Before applying the inverse function theorem, we must show that it is locally 1:1.
I am confused by two things:
1) what exactly does it mean by "local"? How is it different from "global"?
2) What is the best way to show this?
For instance, consider:
$$F: \mathbb{R}^2 \to \mathbb{R}^2 \; F(x,y) = (e^y\cos(x), e^y\sin(x))$$
How would I show that this is locally 1:1, but not globally 1:1?
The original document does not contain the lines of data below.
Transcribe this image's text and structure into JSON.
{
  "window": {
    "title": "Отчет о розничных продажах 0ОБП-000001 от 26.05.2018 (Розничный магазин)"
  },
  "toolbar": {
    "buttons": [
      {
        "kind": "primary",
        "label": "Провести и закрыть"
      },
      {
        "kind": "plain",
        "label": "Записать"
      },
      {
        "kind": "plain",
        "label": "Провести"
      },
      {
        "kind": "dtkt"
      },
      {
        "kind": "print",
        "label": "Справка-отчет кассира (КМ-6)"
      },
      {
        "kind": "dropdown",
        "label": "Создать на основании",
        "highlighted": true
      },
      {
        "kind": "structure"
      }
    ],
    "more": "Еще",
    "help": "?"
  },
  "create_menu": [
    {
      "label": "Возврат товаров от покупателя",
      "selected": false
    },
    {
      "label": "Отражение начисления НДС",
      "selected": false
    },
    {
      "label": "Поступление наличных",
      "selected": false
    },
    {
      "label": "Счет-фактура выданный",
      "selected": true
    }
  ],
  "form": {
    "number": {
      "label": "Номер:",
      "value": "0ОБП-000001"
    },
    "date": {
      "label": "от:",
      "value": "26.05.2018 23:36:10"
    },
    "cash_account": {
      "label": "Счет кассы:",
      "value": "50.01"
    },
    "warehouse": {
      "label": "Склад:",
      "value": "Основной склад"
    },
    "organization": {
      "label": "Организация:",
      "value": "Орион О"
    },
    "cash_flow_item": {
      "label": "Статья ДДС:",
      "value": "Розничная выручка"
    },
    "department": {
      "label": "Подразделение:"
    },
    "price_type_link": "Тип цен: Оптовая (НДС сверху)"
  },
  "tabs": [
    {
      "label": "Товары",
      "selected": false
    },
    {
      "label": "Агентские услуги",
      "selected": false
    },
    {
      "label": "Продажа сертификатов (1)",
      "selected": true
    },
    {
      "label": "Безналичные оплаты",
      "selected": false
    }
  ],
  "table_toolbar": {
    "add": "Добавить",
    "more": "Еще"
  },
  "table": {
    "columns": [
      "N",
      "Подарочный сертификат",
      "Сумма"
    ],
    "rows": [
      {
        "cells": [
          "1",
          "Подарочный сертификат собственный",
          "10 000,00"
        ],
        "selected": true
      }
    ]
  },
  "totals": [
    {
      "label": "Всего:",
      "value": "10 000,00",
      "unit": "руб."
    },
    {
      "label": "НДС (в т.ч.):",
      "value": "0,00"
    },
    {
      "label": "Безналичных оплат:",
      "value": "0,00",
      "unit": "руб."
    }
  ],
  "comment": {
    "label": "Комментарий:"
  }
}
When I calculate the determinant of the jacobian, I get:
$|DF(x)| = -e^{2y}[\sin(x)\cos(x) + \cos^2(x)]$
But, I can see this is clearly singular for many points throughout the domain, namely whenever $x = \pi n - \frac{\pi}{4}$ - however, and correct me if I'm wrong, I have a feeling this is a CONSEQUENCE of the failure of "not globally one-to-one".
One thing I thought of was setting:
$F(x=a,y=b)$ and solving for:
$$e^b \cos(a) = e^y \cos(x) \; \; \cdots (1)$$ $$e^b \sin(a) = e^y \sin(x) \; \; \cdots (2)$$
For $(1):\; x = 2 \pi n - \cos^{-1}(\cos(a)), n \in \mathbb{Z}$ is clearly not globally 1:1. But what about locally?
Thanks in advance for any help.